We last heard from Marla Mase in June, when we featured the rockin’ “She Hooked Him Up” and its sweet, funkalicious bass lines. At the time, Mase’s rock-oriented and poetic approach reminded of Patti Smith, who also found her upstarts in NYC. Now, Mase continues her idiosyncratic delivery on a new album, Half-Life, out February 25th. It’s her first release with True Groove Records, with the album title deriving from a Junot Diaz quote: “the half-life of love is forever.”

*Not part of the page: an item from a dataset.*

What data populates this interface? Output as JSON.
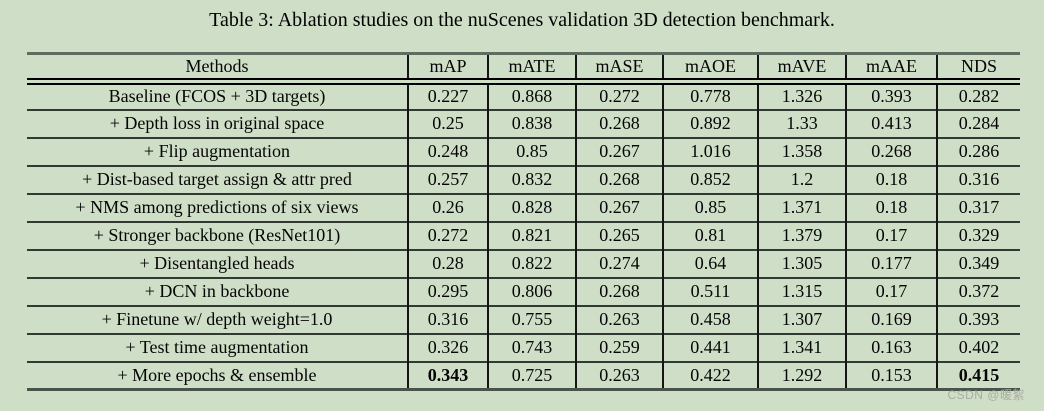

On Half-Life, Mase aims for a more personal approach. “I wanted to go back to the personal,” she says. “They say you can find the universal in the personal.” On the stylistic end, the album sports lively rock compositions that range from the serenely retrospective (the atmospheric “The Heart Beats”) to energetic rockers (“Drown in Blue”, “Half-Life”). The album’s opener, “Drown in Blue” immediately perks up the album with a brooding of sorts, as if Mase is running away from a monster — the monster of procrastination. The track follows a traditional repeating structure in its first minute, but the second introduces Mase’s knack for melodic variation. It’s the type of track that’s ideal to kick off a show, so the audience is immediately treated to a bolt of energy.
On Half-Life, Mase resembles an eclectic songwriter like Shiina Ringo, able to produce elegant pieces of atmosphere alongside radio-friendly rockers like “Drown in Blue”. Half-Life is Mase’s most eclectic release to date, and one worth picking up on her Bandcamp.